In keeping with this cooperative method of working, even the production’s script evolved during rehearsals. According to Mauriello, while he had a story outline before rehearsals started in January, the final show resulted from workshops and conversations with his fellow actors. “It’s not my show,” he says. “I’m leading the charge, but we’re all making this together.”

Executive producer Sara K. Rosenburg ’16 echoes Mauriello’s sentiment. “There’s something really special that happens in the Harvard theater community where people of all types and talents can bring together all of those things to support each other in making original art,” she says.

The collaboration extends beyond the cast and crew into the venue itself, as the physical space of the Oberon serves to facilitate the production’s symbolic nature. According to Boston Conservatory student Charles J. Mantione, who plays Douglas, the production borders on performance art. He describes one scene in which the characters run around the space to represent the ups-and-downs of Wilde and Douglas’ relationship. “We’re expressing the plot in a very physical and metaphoric way,” he says.

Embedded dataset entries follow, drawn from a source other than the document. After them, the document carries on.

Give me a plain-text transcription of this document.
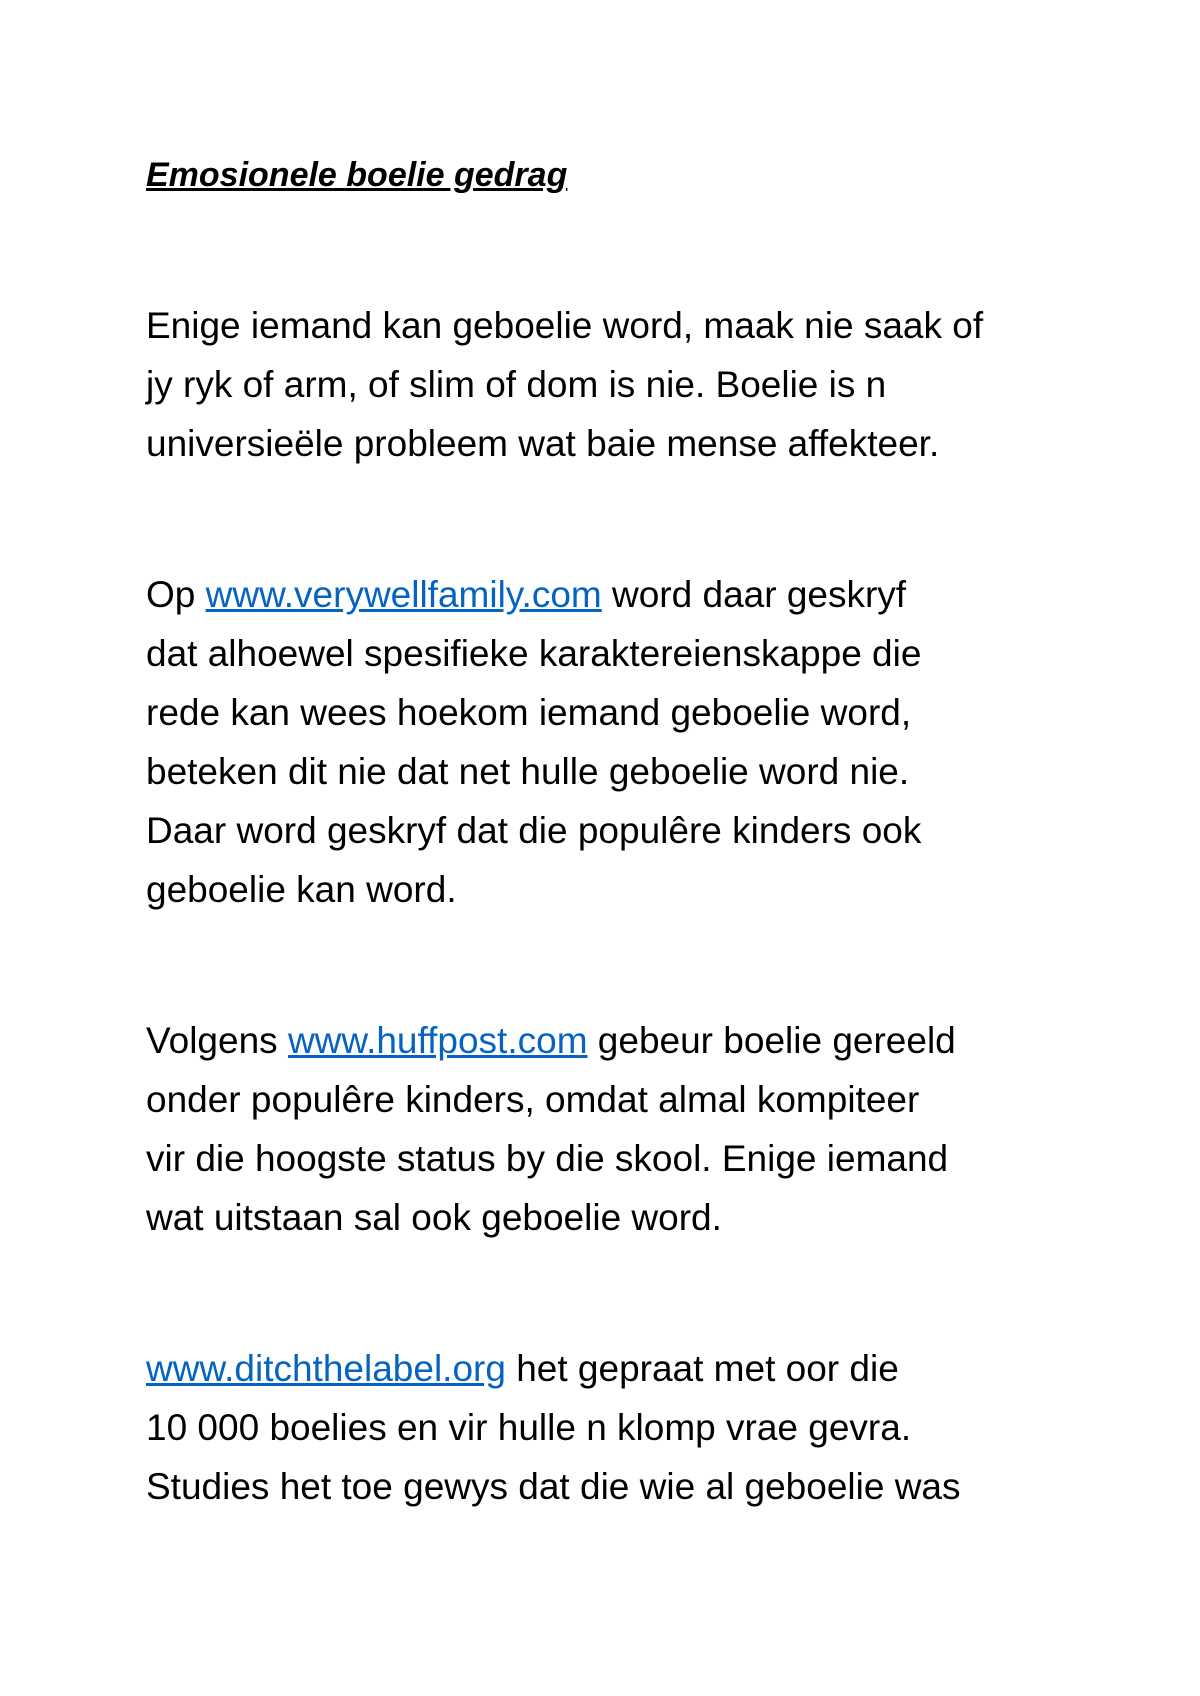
Emosionele boelie gedrag
Enige iemand kan geboelie word, maak nie saak of
jy ryk of arm, of slim of dom is nie. Boelie is n
universieële probleem wat baie mense affekteer.
Op www.verywellfamily.com word daar geskryf
dat alhoewel spesifieke karaktereienskappe die
rede kan wees hoekom iemand geboelie word,
beteken dit nie dat net hulle geboelie word nie.
Daar word geskryf dat die populêre kinders ook
geboelie kan word.
Volgens www.huffpost.com gebeur boelie gereeld
onder populêre kinders, omdat almal kompiteer
vir die hoogste status by die skool. Enige iemand
wat uitstaan sal ook geboelie word.
www.ditchthelabel.org het gepraat met oor die
10 000 boelies en vir hulle n klomp vrae gevra.
Studies het toe gewys dat die wie al geboelie was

Such performances might not be standard at traditional theater venues, but according to Ariane Barbanell, director of special projects at the American Repertory Theater, the Oberon’s stage is far from the usual black box theater. Instead it resembles a club, allowing for interactions between performers and audience. “It is a social experience,” she says. “There is always something that is going on that is engaging the audience as well as the performers.”  

It’s a fitting locale for a play that examines persona, theater, and storytelling in unexpected ways. “In many ways, this is an experiment,” Mauriello says. “Every day in rehearsal and in the grand scheme of the whole thing, we’re taking a leap. It’s terrifying...but it’s really fulfilling.”